State Street Bank STT (+9.9%) announced that it will beat second quarter expectations of 93c per share. That helped lift both regional banks and trusts, but also pushed up the major money center banks. The Financial Sector SPDR XLF (+4.4%) had edged slightly below the major February low of 13.51 on an intraday basis, but always managed to close above that level. Still, the index on the banks was hovering dangerously close to a 10-month low and was well below its key resistance at its 200-day moving average, now flat at 15. The 10-week moving average has dipped below the 200-day, also a negative sign. It has a lot of technical resistance above 14, all the way up to 15, but direction is as important heading into the earnings season. State Street provided the catalyst, but the rest of the industry carried the ball.

 

Tuesday’s bullish report from the SIA on chip sales for May provided an initial boost to the Semis.

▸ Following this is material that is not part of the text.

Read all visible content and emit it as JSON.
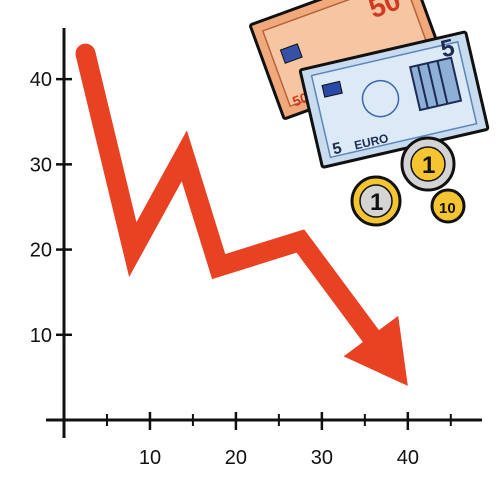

However, those gains faded and were part of the disappointment on Tuesday. There was little new news, but Tech stocks generally held up late Tuesday. Yesterday’s trading started off with slow, but steady gains. Since we expect solid profit margins to be the catalyst for positive action in that sector, we need to see the Semis act well. Yesterday, the Philly Semi Index SOX gained an impressive 5.1%, leading the Tech sector higher. In a somewhat related move, Retailers did well. This was all the more impressive because discount retailer Family Dollar FDO (-8.1%) showed disappointing earnings of 77c for the fiscal third quarter and lowered its full-year outlook. That fact that other retailers, especially teen and specialty retailers, shook off the bad news was a good signal to the market that the bad news has been mostly discounted. This has been our expectation for the earnings season. True, we’re starting off in a little deeper hole than I had expected, but the much anticipated earnings season is upon us and it is looking like there may be a few positive surprises in store.